BETA

ABD'deki Düzenleyici Yaklaşım Değişimi ve Programlanabilir Finansın Yükselişi

ABD'deki düzenleyicilerin programlanabilir finans (DeFi) konusundaki yaklaşımında önemli bir değişim yaşanıyor. Bu durum, küresel finans piyasaları için büyük önem taşıyor ve programlanabilir finansın ana akıma entegrasyonunu hızlandırabilir.

Geçtiğimiz yıl içinde beklenmedik bir gelişme yaşandı: ABD Menkul Kıymetler ve Borsa Komisyonu (SEC) komisyon üyeleri, varlıkların kendi kendine saklanmasını savunmaya ve DeFi için yenilik alanları üzerine konuşmaya başladı. Bu değişim, küresel finans piyasaları üzerinde önemli etkiler yaratıyor. SEC'in yakın zamanda yaptığı bir toplantıda, düzenleyiciler beklenmedik bir açıklık sergiledi. Bu durum, küresel tutumları şekillendirebilir, kurumsal güveni artırabilir ve programlanabilir finansın ana akıma girmesini sağlayabilir.

Makalede, mevcut kripto düzenlemelerinin aracılar ve silolaşmış altyapı üzerine kurulu olduğu belirtiliyor. Ancak, akıllı sözleşmelerin aracı kurumların yerini aldığı, cüzdanların kimlik katmanı ve özel banka gibi işlev gördüğü ve tokenleştirilmiş varlıkların kendi uyumluluk mantığını taşıdığı yeni bir finansal mimari gelişiyor. Bu nedenle, düzenleyicilerin varsayımlarını yeniden değerlendirmeye başlaması teşvik edici bir gelişme olarak değerlendiriliyor. SEC'in kripto para birimleri üzerindeki yaptırımlarının 2024'te bir önceki yıla göre %30 oranında düştüğü ve 2025 başında Coinbase'e karşı açılan davanın düşürüldüğü belirtiliyor. Bu durum, düzenleyici belirsizlik ortamında faaliyet gösterenler için bir dönüm noktası olarak görülüyor.

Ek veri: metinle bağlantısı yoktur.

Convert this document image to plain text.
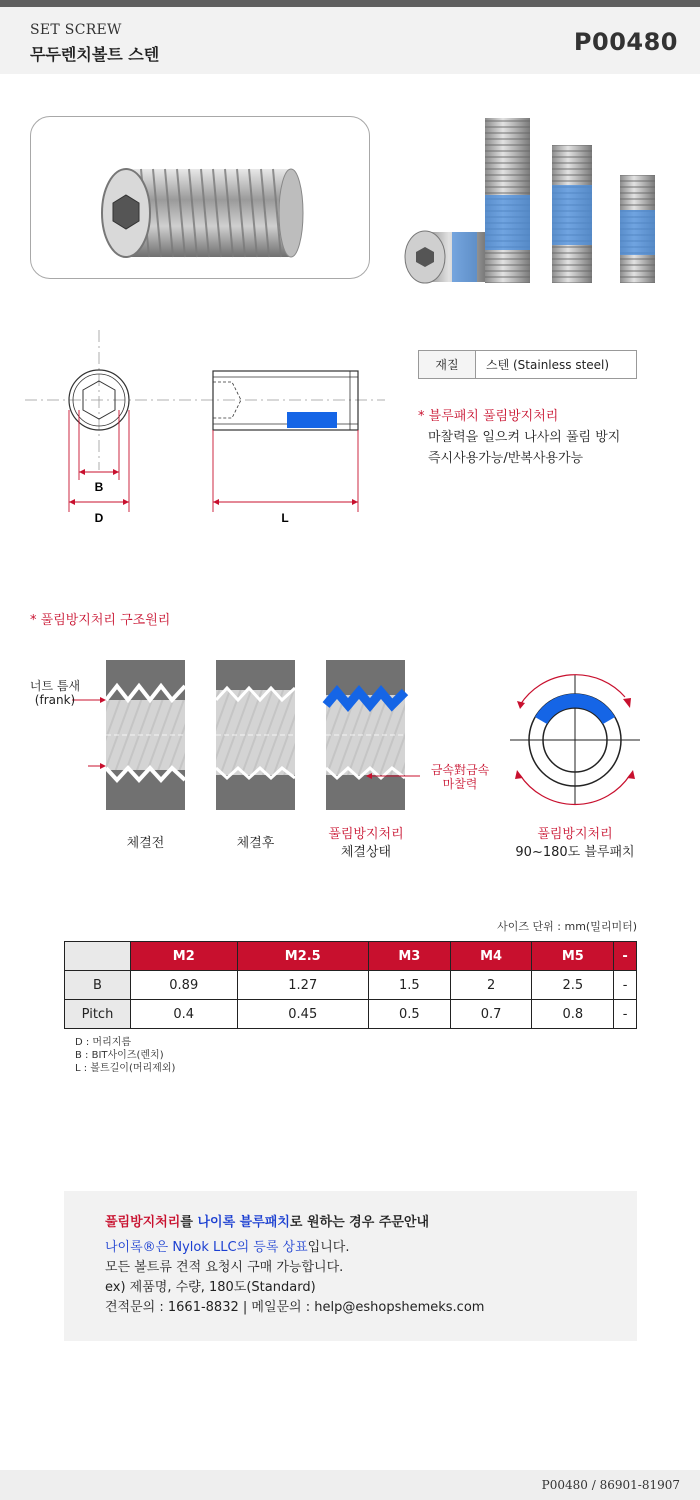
SET SCREW
무두렌치볼트 스텐	P00480
B
D	L
재질	스텐 (Stainless steel)
* 블루패치 풀림방지처리
마찰력을 일으켜 나사의 풀림 방지
즉시사용가능/반복사용가능
* 풀림방지처리 구조원리
너트 틈새
(frank)
금속對금속
마찰력
체결전	체결후
풀림방지처리
체결상태
풀림방지처리
90~180도 블루패치
사이즈 단위 : mm(밀리미터)
	M2	M2.5	M3	M4	M5	-
B	0.89	1.27	1.5	2	2.5	-
Pitch	0.4	0.45	0.5	0.7	0.8	-
D : 머리지름
B : BIT사이즈(렌치)
L : 볼트길이(머리제외)
풀림방지처리를 나이록 블루패치로 원하는 경우 주문안내
나이록®은 Nylok LLC의 등록 상표입니다.
모든 볼트류 견적 요청시 구매 가능합니다.
ex) 제품명, 수량, 180도(Standard)
견적문의 : 1661-8832 | 메일문의 : help@eshopshemeks.com
P00480 / 86901-81907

Düzenleyiciler için asıl zorluğun, çok zincirli dünyadaki geliştiricilerin karşılaştığına benzer bir durum olan parçalanma, verimsizlik ve zayıf birlikte çalışabilirlik olduğu vurgulanıyor. DeFi'nin sınırları umursamadığı ve sermaye akışları, token standartları ve kimlik ilkelerinin küresel olduğu belirtiliyor. Bu nedenle, düzenlemelerin sadece bir bekçi değil, aynı zamanda bir altyapı olarak düşünülmesi gerektiği ifade ediliyor. Bu durumun, kendi kendine saklama gibi temel ilkelerin kabul edilmesi ve programlanabilir uyumluluğun geleneksel denetimler kadar güvenilir olması gibi önemli sonuçları olabilir.

Kurumsal katılımın artmasıyla birlikte, Franklin Templeton'ın zincir üstü para piyasası fonu gibi örnekler gösteriliyor. JPMorgan gibi şirketlerin çapraz zincir hazine ödeme akışlarını test ettiği ve BlackRock'ın BUIDL fonunun büyümesi, kurumsal momentumun arttığını gösteriyor. Bu gelişmeler, altyapının parçalı kalması durumunda ölçeklenemeyeceği vurgulanıyor. Geliştiriciler, uyumluluğu tasarım aşamasında entegre eden çözümler üretmeye ve yeni kurulan düzenleyici kurumlarla diyalog kurmaya çağrılıyor. Kurumların ise, dijital varlık uzmanlığı oluşturmaları ve programlanabilir finansı entegre etmek için DeFi yenilikçileriyle ortaklık kurmaları gerektiği belirtiliyor. Sonuç olarak, programlanabilir finansın daha açık, daha birleşebilir ve giderek kurumsal düzeyde bir paralel sistem oluşturduğu ve bu fırsatın kaçırılmaması gerektiği vurgulanıyor.

(!) Bu haber yatırım tavsiyesi içermez. Kripto para yatırımlarınızda dikkatli olmalı ve profesyonel tavsiye almalısınız.